What could be the simplest Python equivalent to the following C code?
#include <stdio.h>
int main(void) {
    struct dog {
        char breed[16];
        char name[16];
    };
    struct person {
        char name[16];
        int age;
        struct dog pets[2];
    };
    struct person p = {
        "John Doe", 20, {{"Lab", "Foo"}, {"Pug", "Bar"}}
    };
    FILE *fp = fopen("data_from_c.txt", "w");
    fwrite(&p, sizeof(p), 1, fp);
    fclose(fp);
    return 0;
}
My main goal here is to write the data to the file as contiguous bytes:
$ xxd data_from_c.txt
00000000: 4a6f 686e 2044 6f65 0000 0000 0000 0000  John Doe........
00000010: 1400 0000 4c61 6200 0000 0000 0000 0000  ....Lab.........
00000020: 0000 0000 466f 6f00 0000 0000 0000 0000  ....Foo.........
00000030: 0000 0000 5075 6700 0000 0000 0000 0000  ....Pug.........
00000040: 0000 0000 4261 7200 0000 0000 0000 0000  ....Bar.........
00000050: 0000 0000                                ....

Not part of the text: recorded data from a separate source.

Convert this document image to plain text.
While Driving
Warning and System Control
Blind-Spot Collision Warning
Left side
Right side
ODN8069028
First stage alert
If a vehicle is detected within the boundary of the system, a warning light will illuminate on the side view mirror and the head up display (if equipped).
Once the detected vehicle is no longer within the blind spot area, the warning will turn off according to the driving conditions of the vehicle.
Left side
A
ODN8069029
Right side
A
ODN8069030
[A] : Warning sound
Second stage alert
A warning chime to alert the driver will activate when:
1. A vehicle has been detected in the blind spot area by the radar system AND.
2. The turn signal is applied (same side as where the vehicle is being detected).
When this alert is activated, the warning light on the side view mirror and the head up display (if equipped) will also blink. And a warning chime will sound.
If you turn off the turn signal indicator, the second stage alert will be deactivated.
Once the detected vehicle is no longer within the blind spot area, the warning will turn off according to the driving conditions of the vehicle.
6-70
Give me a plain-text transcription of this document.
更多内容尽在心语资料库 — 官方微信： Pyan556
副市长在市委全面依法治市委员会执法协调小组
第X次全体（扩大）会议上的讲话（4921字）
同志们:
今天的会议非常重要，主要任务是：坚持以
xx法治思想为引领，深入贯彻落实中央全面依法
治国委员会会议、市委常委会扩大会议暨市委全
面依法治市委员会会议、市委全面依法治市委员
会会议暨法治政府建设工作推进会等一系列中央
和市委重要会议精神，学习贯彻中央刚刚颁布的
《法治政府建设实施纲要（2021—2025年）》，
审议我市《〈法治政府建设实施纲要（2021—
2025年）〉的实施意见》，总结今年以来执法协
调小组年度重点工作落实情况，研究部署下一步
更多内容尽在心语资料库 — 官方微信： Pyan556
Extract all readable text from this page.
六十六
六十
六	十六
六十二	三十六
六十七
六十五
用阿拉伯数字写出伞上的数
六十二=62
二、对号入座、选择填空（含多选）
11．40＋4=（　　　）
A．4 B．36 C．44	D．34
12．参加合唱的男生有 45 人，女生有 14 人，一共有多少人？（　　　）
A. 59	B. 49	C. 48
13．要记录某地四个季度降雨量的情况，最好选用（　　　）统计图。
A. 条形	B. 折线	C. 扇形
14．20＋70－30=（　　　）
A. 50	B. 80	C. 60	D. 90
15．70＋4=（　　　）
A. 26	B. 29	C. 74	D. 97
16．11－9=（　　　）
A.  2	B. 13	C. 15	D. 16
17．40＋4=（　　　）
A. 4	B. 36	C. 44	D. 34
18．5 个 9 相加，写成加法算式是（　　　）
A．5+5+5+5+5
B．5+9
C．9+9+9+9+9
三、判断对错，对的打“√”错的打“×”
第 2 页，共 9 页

So far, I have tried using namedtuples and the struct module for packing the Python values:
from collections import namedtuple
import struct
dog = namedtuple('dog', 'breed name')
person = namedtuple('person', 'name age pets')
p = person(
    name=b'John Doe',
    age=22,
    pets=(dog(breed=b'Lab', name=b'Foo'), dog(breed=b'Pug', name=b'Bar'))
)
with open('data_from_python.txt', 'wb') as f:
    b = struct.pack('<16s i 16s 16s 16s 16s', *p)
    f.write(b)
However, the *p unpacking does not unpack the iterable recursively. Is there a way for doing this properly?
If there is an alternative to doing this that doesn't involve using struct or namedtuple, that would be welcome too.